That aside, the principle is the same: So long as the system fill volume completes a circuit over the high point and down to the returns, the net "ferris wheel" effect is the same.

"Ghost Flow" indeed is attributable to unwanted gravity flow in a forced system and when the circulator is off, correct.

Lowering or raising the speed (flow) will not effect the balance in and of itself in any system.

When a system is balanced (such as with fixed dampers in an air system or valves in a water system), the flow is "X" at a given head or inches of water in an air system. When you change the flow, the gradient changes across the system by the square of the flow. But the net effect is the same on any one branch because all started from the same point. If flow is reduced by half at the pump (or fan) and all other things remain equal, each branch will deliver half the original flow (or whatever proportion of the original it carried relative to the new sum total of the system).

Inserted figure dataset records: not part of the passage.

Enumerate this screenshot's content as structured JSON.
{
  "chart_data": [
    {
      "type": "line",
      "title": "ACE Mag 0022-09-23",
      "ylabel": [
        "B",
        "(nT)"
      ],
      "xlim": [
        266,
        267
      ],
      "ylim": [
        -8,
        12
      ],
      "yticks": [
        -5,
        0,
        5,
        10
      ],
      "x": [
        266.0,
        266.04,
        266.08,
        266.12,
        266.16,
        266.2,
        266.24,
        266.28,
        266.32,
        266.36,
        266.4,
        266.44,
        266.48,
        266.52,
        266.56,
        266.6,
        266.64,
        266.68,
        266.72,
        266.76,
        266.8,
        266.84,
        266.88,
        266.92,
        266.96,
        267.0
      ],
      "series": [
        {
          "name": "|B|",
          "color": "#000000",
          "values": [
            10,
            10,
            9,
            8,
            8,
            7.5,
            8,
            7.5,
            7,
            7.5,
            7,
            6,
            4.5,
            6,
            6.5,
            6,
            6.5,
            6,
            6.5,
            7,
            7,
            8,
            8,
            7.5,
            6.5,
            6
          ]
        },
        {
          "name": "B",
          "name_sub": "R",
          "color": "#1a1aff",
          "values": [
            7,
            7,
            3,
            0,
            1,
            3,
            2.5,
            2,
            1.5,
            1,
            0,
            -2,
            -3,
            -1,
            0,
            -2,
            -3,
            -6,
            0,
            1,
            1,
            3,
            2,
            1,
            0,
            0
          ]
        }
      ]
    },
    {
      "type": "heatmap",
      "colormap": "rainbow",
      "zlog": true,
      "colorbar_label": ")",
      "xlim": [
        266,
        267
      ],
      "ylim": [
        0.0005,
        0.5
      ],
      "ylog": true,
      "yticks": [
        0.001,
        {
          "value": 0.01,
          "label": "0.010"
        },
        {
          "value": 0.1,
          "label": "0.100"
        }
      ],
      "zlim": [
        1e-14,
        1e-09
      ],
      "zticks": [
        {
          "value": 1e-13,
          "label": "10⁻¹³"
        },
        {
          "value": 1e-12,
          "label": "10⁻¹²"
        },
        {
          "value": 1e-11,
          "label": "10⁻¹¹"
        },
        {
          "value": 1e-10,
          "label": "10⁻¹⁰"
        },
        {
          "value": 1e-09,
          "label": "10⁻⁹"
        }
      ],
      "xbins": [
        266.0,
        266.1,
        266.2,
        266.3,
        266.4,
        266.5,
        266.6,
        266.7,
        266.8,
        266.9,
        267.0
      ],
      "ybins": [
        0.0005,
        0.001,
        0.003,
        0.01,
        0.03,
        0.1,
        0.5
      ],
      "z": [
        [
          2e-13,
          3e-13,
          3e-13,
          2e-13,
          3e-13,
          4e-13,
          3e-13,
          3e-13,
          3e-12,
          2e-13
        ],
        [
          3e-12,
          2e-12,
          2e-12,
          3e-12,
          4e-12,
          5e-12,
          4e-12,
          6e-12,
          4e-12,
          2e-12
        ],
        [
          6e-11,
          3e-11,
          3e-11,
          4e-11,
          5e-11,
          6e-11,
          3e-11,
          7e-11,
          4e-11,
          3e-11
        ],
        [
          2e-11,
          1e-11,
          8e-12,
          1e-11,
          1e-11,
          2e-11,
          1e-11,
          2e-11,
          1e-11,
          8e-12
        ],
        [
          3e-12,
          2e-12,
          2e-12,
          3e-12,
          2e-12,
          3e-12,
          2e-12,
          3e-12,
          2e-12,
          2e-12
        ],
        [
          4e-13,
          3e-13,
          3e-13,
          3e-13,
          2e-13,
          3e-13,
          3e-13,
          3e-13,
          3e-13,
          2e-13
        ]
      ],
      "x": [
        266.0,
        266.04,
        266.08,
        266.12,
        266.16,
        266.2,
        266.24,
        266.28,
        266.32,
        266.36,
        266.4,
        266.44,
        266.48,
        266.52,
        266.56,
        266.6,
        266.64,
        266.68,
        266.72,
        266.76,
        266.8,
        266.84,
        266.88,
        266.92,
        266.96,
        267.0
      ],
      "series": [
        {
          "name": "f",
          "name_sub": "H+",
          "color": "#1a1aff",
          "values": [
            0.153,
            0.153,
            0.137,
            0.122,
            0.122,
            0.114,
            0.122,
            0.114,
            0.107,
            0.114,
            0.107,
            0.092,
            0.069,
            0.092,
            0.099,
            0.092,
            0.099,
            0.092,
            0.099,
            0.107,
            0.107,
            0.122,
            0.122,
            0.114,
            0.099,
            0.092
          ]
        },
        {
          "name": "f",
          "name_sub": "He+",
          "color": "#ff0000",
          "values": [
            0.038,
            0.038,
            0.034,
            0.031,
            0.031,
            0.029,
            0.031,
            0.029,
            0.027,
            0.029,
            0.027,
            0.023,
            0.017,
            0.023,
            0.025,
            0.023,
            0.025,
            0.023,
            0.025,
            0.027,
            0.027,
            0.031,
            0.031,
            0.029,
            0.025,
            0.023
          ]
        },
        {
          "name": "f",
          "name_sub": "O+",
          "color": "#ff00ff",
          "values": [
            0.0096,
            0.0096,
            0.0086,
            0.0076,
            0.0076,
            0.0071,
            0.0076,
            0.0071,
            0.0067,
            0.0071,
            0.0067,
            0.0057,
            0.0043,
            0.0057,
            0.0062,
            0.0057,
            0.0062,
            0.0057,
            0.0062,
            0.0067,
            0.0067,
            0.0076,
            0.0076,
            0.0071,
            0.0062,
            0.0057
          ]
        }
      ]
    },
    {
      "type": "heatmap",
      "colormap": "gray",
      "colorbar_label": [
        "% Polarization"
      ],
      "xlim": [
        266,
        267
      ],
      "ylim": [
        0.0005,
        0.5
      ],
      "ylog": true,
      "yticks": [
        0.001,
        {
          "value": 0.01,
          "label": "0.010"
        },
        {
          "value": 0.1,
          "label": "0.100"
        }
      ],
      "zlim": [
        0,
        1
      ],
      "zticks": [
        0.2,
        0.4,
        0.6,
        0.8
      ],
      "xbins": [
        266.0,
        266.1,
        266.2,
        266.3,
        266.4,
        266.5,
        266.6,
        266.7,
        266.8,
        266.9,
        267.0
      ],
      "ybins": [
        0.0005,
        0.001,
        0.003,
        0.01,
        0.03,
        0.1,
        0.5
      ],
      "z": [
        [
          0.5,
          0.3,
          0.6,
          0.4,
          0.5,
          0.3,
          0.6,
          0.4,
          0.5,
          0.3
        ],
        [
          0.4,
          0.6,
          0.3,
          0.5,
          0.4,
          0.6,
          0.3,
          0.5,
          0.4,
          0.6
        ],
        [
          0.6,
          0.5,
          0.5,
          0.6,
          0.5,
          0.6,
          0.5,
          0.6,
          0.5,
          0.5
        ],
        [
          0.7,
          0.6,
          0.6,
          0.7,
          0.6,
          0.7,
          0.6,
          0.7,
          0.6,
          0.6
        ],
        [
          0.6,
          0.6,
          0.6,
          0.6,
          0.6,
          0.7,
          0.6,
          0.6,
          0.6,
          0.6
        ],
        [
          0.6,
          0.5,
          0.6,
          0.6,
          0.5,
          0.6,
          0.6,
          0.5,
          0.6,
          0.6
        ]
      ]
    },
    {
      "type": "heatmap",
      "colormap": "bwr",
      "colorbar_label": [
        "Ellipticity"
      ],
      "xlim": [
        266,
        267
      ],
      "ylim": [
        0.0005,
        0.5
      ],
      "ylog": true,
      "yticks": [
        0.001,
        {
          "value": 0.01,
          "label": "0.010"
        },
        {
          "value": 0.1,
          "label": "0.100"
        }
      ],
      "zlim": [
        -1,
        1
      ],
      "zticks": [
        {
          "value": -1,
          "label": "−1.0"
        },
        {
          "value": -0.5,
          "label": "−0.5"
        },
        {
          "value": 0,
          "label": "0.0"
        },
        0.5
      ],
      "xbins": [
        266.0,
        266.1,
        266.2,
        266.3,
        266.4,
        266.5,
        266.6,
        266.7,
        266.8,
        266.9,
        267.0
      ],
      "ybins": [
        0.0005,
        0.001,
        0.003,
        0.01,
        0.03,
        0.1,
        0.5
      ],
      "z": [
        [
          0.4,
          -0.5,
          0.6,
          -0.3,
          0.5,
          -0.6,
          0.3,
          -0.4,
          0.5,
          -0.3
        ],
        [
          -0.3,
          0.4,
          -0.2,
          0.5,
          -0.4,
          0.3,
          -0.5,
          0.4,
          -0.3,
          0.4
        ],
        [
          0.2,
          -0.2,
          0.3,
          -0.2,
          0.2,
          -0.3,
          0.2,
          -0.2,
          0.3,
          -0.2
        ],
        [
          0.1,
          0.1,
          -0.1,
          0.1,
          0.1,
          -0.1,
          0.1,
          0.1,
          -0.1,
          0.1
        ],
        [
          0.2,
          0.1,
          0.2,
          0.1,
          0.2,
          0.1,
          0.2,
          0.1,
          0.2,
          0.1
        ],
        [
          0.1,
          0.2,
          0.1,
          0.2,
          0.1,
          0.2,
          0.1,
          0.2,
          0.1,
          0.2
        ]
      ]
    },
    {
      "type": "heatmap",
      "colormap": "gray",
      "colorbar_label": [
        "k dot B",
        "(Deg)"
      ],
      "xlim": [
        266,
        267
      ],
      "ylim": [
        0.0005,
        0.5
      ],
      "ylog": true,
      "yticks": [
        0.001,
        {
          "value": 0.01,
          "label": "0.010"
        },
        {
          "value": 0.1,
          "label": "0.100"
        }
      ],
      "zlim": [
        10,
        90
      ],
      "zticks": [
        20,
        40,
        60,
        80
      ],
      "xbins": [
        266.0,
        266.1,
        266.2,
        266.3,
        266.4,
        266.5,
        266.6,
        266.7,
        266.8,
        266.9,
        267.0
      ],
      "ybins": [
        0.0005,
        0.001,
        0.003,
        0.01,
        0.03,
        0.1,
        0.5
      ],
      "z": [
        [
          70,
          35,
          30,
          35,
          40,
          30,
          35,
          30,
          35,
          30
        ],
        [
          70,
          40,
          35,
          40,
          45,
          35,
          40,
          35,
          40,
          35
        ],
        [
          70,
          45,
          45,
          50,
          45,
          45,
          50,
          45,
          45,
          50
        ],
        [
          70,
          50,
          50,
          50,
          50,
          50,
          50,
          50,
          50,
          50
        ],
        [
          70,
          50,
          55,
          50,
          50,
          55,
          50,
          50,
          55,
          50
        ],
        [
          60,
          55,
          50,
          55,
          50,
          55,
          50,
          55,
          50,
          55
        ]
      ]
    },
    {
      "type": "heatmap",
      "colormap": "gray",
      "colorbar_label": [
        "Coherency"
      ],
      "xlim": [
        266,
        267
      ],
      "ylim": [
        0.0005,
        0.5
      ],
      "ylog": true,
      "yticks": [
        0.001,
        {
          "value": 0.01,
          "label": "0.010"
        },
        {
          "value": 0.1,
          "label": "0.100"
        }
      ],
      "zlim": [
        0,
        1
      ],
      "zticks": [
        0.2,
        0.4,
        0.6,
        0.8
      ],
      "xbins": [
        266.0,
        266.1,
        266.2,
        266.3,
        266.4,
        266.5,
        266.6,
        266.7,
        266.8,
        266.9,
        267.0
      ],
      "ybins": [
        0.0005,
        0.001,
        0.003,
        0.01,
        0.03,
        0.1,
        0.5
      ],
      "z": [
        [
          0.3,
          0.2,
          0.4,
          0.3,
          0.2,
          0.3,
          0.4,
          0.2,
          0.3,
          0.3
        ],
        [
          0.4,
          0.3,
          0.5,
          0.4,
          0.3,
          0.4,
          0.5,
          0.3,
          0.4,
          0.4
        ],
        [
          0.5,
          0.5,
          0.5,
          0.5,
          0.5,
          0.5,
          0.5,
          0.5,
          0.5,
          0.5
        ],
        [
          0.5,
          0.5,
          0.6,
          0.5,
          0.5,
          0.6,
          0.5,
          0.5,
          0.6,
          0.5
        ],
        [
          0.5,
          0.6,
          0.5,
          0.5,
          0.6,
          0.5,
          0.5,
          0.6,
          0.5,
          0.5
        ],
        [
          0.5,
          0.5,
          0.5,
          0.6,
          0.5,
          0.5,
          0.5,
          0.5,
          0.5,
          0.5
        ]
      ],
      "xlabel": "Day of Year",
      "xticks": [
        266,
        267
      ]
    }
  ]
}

In a system with TRV's (or VAV boxes in an air system by analogy) there is a different dynamic afoot: Pressure. The system pressure differential changes, supply to return (or supply to atmosphere, again in an air system). The pump or fan then raises or lowers it's speed in response to the pressure change, to maintain it as a constant. Some more sophisticated systems we design actually RESET that starting pressure so as to not maintain an artificially high pressure differential. How's that?

Hope this helps, Mike- As always I enjoy the discussion!

Brad